Elle a planté son regard dans le mien, j’ai pris mon air sérieux, puis nous avons éclaté de rire, pour la première fois de la soirée elle semble rire sans retenue.

Quelques détails sur la discussion qui suivit, simplement, la séparation et le futur divorce de ses parents avaient du mal à passer, elle se sentait mise de côté, me disant qu’elle détestait la vie, ses parents, comme tout ado de notre âge. Je sentais qu’elle n’allait pas bien fort, qu’elle était vraiment au bord du gouffre et au bout du rouleau.
Je tente donc de la rassurer, la laisse pleurer un bon coup et essaye de dédramatiser la situation, mais elle retourne tous mes arguments contre moi…

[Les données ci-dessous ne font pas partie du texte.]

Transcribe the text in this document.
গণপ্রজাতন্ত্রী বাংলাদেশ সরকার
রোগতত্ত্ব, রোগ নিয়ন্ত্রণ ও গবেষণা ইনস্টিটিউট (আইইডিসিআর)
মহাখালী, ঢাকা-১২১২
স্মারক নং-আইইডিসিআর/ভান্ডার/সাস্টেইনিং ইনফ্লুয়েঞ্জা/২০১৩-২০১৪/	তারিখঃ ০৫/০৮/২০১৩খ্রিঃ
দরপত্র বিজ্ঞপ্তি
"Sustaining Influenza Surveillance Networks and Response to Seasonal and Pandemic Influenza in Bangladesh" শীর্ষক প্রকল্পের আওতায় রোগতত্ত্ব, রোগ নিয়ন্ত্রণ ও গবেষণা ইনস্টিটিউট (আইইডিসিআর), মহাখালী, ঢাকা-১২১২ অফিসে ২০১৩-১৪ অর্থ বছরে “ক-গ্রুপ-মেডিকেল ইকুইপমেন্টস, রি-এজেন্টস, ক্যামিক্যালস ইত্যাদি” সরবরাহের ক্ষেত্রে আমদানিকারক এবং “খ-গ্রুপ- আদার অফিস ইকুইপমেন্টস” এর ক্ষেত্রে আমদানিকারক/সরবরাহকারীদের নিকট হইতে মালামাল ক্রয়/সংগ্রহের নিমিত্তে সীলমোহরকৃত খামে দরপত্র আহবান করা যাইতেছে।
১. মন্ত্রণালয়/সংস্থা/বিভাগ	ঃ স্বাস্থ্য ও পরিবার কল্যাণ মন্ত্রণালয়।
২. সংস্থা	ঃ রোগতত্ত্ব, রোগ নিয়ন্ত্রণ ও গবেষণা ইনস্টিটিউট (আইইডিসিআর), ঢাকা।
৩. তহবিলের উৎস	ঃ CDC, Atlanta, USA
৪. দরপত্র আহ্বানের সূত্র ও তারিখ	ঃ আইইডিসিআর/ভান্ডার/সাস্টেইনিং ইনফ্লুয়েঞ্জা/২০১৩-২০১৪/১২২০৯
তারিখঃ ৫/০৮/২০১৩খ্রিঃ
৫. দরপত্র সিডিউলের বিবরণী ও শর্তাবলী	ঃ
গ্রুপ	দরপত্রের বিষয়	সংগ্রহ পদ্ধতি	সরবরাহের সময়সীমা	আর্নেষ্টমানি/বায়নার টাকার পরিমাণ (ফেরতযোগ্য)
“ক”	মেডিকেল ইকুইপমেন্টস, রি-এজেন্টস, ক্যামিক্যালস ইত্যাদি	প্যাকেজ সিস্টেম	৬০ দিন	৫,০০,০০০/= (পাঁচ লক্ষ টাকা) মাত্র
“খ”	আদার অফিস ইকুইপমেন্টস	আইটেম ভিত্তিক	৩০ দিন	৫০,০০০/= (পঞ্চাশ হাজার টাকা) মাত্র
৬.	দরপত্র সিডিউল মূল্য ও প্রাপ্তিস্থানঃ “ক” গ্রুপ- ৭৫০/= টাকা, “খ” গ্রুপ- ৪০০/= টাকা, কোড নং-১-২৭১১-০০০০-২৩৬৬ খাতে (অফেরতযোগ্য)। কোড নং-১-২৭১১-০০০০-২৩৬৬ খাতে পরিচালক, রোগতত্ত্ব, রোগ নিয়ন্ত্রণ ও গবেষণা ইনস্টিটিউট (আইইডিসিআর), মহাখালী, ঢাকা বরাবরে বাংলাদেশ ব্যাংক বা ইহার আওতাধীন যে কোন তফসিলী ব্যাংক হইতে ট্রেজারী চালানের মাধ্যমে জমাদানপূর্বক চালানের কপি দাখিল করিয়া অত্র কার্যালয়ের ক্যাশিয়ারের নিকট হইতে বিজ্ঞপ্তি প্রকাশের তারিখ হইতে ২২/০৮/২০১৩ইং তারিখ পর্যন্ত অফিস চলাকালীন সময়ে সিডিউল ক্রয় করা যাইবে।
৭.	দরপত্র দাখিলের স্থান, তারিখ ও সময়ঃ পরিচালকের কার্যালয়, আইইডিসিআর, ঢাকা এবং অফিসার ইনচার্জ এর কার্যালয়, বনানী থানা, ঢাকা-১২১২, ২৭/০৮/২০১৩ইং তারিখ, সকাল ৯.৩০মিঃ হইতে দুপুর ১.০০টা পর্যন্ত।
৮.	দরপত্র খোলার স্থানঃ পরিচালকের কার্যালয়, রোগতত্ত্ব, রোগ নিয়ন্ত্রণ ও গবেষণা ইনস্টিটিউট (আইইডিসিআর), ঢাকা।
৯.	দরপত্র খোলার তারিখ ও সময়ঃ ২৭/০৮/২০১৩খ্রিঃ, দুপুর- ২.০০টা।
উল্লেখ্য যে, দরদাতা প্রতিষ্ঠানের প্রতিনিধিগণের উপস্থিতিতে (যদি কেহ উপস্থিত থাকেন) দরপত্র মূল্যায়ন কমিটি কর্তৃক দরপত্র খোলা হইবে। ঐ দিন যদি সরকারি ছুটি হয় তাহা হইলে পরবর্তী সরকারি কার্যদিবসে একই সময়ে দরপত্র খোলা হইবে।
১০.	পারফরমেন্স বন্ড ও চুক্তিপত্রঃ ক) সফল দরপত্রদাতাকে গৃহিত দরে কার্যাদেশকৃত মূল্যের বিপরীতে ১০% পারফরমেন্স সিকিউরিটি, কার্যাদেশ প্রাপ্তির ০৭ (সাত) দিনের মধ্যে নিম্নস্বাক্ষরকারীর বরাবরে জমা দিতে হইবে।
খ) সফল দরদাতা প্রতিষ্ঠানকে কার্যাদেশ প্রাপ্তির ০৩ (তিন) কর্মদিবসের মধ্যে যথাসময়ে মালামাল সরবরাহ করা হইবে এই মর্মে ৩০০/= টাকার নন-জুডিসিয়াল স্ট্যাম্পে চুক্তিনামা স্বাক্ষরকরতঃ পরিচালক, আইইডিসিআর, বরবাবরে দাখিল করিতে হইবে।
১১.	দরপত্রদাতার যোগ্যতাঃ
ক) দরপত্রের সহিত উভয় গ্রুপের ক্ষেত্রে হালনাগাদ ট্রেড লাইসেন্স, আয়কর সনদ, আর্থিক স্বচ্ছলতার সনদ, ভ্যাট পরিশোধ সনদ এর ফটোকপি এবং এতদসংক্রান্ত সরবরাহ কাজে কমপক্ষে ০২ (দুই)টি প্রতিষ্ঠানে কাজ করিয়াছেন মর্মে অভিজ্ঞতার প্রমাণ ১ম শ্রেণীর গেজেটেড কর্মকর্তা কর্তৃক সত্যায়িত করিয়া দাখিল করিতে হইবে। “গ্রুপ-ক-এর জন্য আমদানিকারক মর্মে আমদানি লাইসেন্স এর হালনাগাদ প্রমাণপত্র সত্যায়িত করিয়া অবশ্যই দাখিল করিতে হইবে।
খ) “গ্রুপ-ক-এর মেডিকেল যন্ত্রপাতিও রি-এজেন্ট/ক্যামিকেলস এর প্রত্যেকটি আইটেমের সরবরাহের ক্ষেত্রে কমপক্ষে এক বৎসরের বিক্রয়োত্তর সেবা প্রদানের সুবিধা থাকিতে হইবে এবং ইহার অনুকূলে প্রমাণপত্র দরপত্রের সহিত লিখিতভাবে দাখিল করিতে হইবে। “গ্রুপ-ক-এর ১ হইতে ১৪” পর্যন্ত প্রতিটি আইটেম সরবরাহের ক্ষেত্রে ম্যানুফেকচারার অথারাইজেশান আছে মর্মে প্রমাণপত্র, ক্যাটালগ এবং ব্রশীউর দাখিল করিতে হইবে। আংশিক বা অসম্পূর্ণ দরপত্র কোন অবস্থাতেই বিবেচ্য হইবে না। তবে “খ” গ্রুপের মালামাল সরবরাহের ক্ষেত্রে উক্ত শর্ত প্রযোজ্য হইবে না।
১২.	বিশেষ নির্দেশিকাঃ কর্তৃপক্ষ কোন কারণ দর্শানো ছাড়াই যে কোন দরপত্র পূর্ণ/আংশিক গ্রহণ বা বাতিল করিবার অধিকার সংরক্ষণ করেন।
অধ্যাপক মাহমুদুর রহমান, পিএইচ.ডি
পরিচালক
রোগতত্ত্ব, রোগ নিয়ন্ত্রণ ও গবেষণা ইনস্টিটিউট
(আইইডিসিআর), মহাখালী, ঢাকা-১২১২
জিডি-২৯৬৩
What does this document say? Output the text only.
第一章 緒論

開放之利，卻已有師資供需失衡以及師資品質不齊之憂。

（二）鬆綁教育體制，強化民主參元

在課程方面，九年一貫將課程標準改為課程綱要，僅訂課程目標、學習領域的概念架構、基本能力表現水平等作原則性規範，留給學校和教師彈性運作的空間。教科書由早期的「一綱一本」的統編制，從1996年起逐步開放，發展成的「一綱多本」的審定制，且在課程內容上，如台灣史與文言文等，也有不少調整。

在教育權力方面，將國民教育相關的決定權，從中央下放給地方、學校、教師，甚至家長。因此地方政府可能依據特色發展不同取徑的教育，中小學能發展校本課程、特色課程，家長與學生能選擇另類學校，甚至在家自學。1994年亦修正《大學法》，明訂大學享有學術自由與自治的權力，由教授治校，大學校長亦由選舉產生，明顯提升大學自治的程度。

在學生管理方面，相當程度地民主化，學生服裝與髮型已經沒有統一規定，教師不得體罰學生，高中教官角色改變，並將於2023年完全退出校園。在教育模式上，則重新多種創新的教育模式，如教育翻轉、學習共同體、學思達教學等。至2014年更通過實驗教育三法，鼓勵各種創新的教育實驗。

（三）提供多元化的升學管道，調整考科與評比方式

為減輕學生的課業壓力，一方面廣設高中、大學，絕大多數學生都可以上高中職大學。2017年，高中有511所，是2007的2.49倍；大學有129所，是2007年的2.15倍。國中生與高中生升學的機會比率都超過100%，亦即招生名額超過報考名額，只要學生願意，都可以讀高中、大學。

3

J’abandonne donc le sujet et nous parlons de nos vies ensuite, mes échecs sentimentaux, ses histoires avec les mecs, la vie au lycée, les galères avec les autres élèves.
Elle se rapproche de moi, quitte son transat et viens s’installer entre mes jambes, face à moi et nous poursuivons notre discussion faite maintenant de tout et de rien. Ses yeux bleus reflètent la lumière de la lune, je ne peux m’en détacher, je ne les quitte plus.
Au moment où elle s’en rend compte et fuit de nouveau, baissant la tête, ma main droite attrape son menton et ramène son visage face au mien.

- Ne baisse pas les yeux comme ça…

- Ca me gêne…

- Ne le soit pas, avec des yeux comme ça tu devrais pas, et puis c’est un aveu de faiblesse.

- Merci.

J’arrive enfin à obtenir un sourire, franc, presque heureux, je ne décèle plus rancœur, pas de tristesse, et je lui rends avec bonheur. Ces quelques secondes les yeux dans les yeux me font frissonner, jamais on ne m’avait regardé comme ça, jamais je n’avais ressenti le bien être que me procure cet échange. Je lâche son menton, elle se retourne et viens se plaquer contre moi, pose sa tête sur ma poitrine et scrute le ciel.